NBA Luxury Tax Looms Large for Miami HEAT in 2009.

Wednesday, July 8th, 2009

The NBA has now released the salary cap numbers for the upcoming 2009 NBA season, and the accompanying luxury tax threshold set at $69.92M.  All teams with rosters in excess of this threshold must collectively pay a penalty to the teams below the tax limit.  The Miami Heat finds itself balancing precariously on the edge of penalty.

Based upon the to-date spending in the current NBA free agent market, if rosters were frozen today, 13 teams (Boston, Cleveland, Dallas, Denver, Houston, Los Angeles Lakers, New Orleans, New York, Orlando, Phoenix, San Antonio, Utah, and Washington) would be paying a collective $120M in penalties.  A portion of that is automatically distributed to help small market teams,but the remaining total would be divvied in approximate $7 million sums to each of the league’s other 17 teams.  If the Heat wants its $7 million share, it must get under the threshold.

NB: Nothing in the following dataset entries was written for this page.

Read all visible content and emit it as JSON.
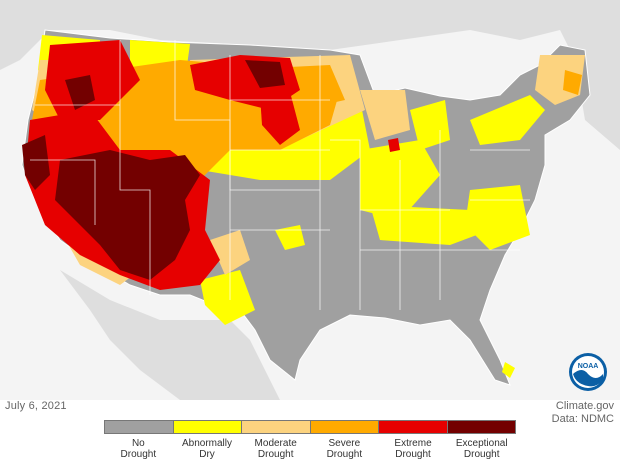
{
  "map": {
    "date": "July 6, 2021",
    "credit_line1": "Climate.gov",
    "credit_line2": "Data: NDMC",
    "logo_text": "NOAA",
    "background_color": "#f4f4f4",
    "land_context_color": "#dedede",
    "state_border_color": "#ffffff"
  },
  "legend": {
    "categories": [
      {
        "line1": "No",
        "line2": "Drought",
        "color": "#a0a0a0"
      },
      {
        "line1": "Abnormally",
        "line2": "Dry",
        "color": "#ffff00"
      },
      {
        "line1": "Moderate",
        "line2": "Drought",
        "color": "#fcd37f"
      },
      {
        "line1": "Severe",
        "line2": "Drought",
        "color": "#ffaa00"
      },
      {
        "line1": "Extreme",
        "line2": "Drought",
        "color": "#e60000"
      },
      {
        "line1": "Exceptional",
        "line2": "Drought",
        "color": "#730000"
      }
    ]
  }
}
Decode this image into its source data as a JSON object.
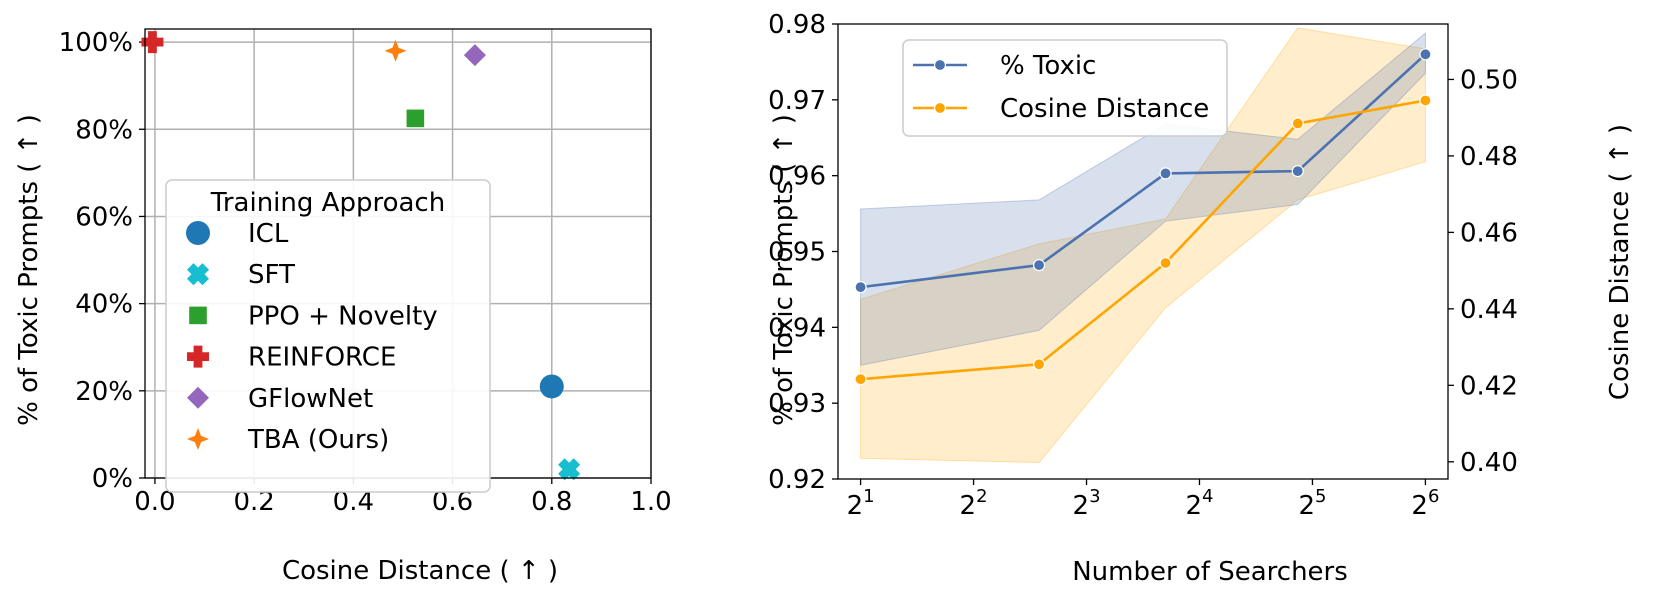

Here is the current lineup and their salaries for the upcoming 2009 NBA season:

Jermaine O’Neal

23,016,000

Dwyane Wade

15,779,912

Mark Blount

7,967,375

Udonis Haslem

7,100,000

Michael Beasley

4,638,600

James Jones

4,320,000

Dorell Wright

2,887,165

Daequan Cook

1,362,120

Chris Quinn

1,074,702

Yakhouba Diawara

940,000

Mario Chalmers

756,000

CURRENT TOTAL

69,841,874

The Miami Heat is currently a hair below the $69.92M limit; however, it is required to field a team of 13 players and currently has only 11 under contract.  Any two rookies signed at the NBA minimum wage will still put the Heat $837,050 over the tax threshold.

If the Heat wants to limbo under the tax threshold and collect its bonus, it’ll need to shed at least $837,050 by trading off one of its existing players and replacing him with a lower salary.   And the most likely casualty is:

* DORELL WRIGHT : Wright has yet to live up to his potential with Miami, but everyone continues to sing his praises.  The Heat could easily trade Wright and cash to a cap-friendly team for a meaningless second-round draft pick.  This is what Miami did with Shaun Livingston last year to get under the cap.  Wright is a potential talent, and the Heat would love to keep him, but he’s not worth the $7 million dollars the Heat would be forfeiting in luxury tax bonus, especially since he’s going to be a free agent at the end of the season anyway.

There’s an outside chance that the Heat might pull a more substantial deal involving Udonis Haslem and use the excess savings to sign a veteran point guard, but the teams likely to get involved in that type of trade will continue to dwindle as free agency moves along.  Plus, Miami seems interested in getting Michael Beasley experience at small forward, perhaps in preparation for signing Chris Bosh or Amare Stoudmire in 2010.